Groundwater is stored underground in the pore spaces of saturated soil and rock materials. An
underground unit of soul or rock which can yield a significant quantity or groundwater is an aquifer.
Aquifers are not always uniform because of differences in composition or in properties. Aquifers may be
separated by layers which do not transmit much water. These layers are called confining layers. If the
confining layer exists above an aquifer which is fully saturated, this aquifer is called a confined or
artesian aquifer. Aquifers without a confining layer above them are called unconfined aquifers.
Demonstration
By using the groundwater simulation system students will see how water moves through groundwater
and is discharged at the surface into rivers, lakes, streams and wetlands.
1. Charge the groundwater simulator. Do this by placing both water bottles on either end of the
model and allow the model to fill until water stops flowing into the model. Refill the water
bottles and place back on the system.
2. Inject blue die into piezometers B, F, and G. Add dye until it reaches the bottom of the
piezometer.
3. Fill the remaining piezometers with red dye.

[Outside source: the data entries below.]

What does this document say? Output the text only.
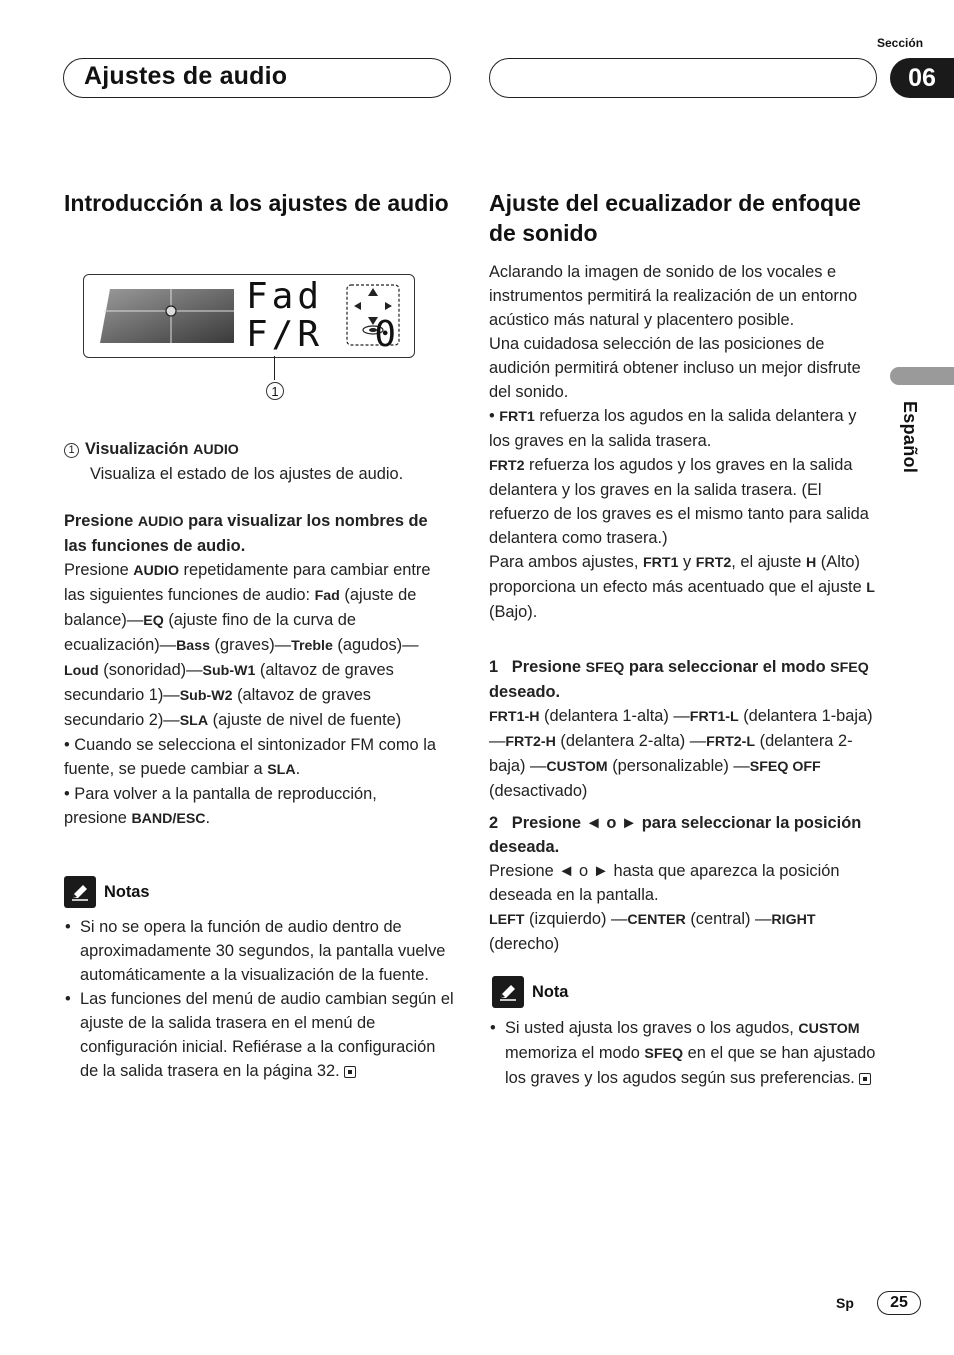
Sección
Ajustes de audio	06
Español
Introducción a los ajustes de audio
Fad
F/R  0
1

1 Visualización AUDIO

Visualiza el estado de los ajustes de audio.

Presione AUDIO para visualizar los nombres de las funciones de audio.

Presione AUDIO repetidamente para cambiar entre las siguientes funciones de audio: Fad (ajuste de balance)—EQ (ajuste fino de la curva de ecualización)—Bass (graves)—Treble (agudos)—Loud (sonoridad)—Sub-W1 (altavoz de graves secundario 1)—Sub-W2 (altavoz de graves secundario 2)—SLA (ajuste de nivel de fuente)

• Cuando se selecciona el sintonizador FM como la fuente, se puede cambiar a SLA.

• Para volver a la pantalla de reproducción, presione BAND/ESC.

Notas
• Si no se opera la función de audio dentro de aproximadamente 30 segundos, la pantalla vuelve automáticamente a la visualización de la fuente.
• Las funciones del menú de audio cambian según el ajuste de la salida trasera en el menú de configuración inicial. Refiérase a la configuración de la salida trasera en la página 32.
Ajuste del ecualizador de enfoque de sonido

Aclarando la imagen de sonido de los vocales e instrumentos permitirá la realización de un entorno acústico más natural y placentero posible.

Una cuidadosa selección de las posiciones de audición permitirá obtener incluso un mejor disfrute del sonido.

• FRT1 refuerza los agudos en la salida delantera y los graves en la salida trasera.

FRT2 refuerza los agudos y los graves en la salida delantera y los graves en la salida trasera. (El refuerzo de los graves es el mismo tanto para salida delantera como trasera.)

Para ambos ajustes, FRT1 y FRT2, el ajuste H (Alto) proporciona un efecto más acentuado que el ajuste L (Bajo).

1 Presione SFEQ para seleccionar el modo SFEQ deseado.

FRT1-H (delantera 1-alta) —FRT1-L (delantera 1-baja) —FRT2-H (delantera 2-alta) —FRT2-L (delantera 2-baja) —CUSTOM (personalizable) —SFEQ OFF (desactivado)

2 Presione ◄ o ► para seleccionar la posición deseada.

Presione ◄ o ► hasta que aparezca la posición deseada en la pantalla.

LEFT (izquierdo) —CENTER (central) —RIGHT (derecho)

Nota
• Si usted ajusta los graves o los agudos, CUSTOM memoriza el modo SFEQ en el que se han ajustado los graves y los agudos según sus preferencias.
Sp	25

4. With all piezometers now injected, place the tube extending from the lake/stream outlet into a
bucket. Slowly open the tube so that only a small amount of water flows out. Refill the water
bottles as needed.
As the water drains out, ask students to notice what happens to the water levels in the piezometers (if
you want to mark where the water levels started as a point of reference). Where is the water level in the
confined aquifer piezometers? How does this differ from the unconfined aquifer piezometers?

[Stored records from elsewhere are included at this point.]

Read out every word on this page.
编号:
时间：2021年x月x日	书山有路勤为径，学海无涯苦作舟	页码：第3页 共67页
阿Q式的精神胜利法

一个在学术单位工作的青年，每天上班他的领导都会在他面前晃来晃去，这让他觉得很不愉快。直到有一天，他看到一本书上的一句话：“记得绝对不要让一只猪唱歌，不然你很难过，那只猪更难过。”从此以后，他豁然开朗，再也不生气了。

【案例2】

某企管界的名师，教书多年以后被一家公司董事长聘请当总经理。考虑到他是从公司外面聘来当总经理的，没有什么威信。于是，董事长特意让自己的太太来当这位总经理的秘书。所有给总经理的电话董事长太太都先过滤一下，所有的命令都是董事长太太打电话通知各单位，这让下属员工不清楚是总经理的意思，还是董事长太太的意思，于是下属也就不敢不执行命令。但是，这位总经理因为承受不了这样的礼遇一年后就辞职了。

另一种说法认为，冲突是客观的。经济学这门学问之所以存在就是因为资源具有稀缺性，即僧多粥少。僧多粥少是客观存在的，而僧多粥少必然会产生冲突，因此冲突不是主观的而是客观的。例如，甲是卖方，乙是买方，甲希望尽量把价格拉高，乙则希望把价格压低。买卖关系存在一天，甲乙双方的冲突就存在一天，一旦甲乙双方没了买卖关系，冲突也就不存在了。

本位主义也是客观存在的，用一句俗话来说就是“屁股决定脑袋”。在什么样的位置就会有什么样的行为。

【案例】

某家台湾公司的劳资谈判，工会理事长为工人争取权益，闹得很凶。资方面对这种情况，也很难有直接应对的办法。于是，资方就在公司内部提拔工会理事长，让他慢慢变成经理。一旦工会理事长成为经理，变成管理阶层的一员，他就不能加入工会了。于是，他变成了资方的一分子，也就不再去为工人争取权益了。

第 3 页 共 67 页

Ask students to identify where the water is moving in the ground? The dye should be moving to a
discharge area such as the lake. Once the dye starts to move you can close the lake outlet and to show
the students that the water has changed color. Ask them to identify the color and where the water came
from, the confined aquifer or unconfined aquifer. Students should answer unconfined aquifer. Ask them
why it came from the unconfined versus the confined aquifer?
To get all of the dye out of the simulator open the bottom outlet and close the lake/stream outlet. Inject
clean water carefully into the piezometers to remove all dye from them.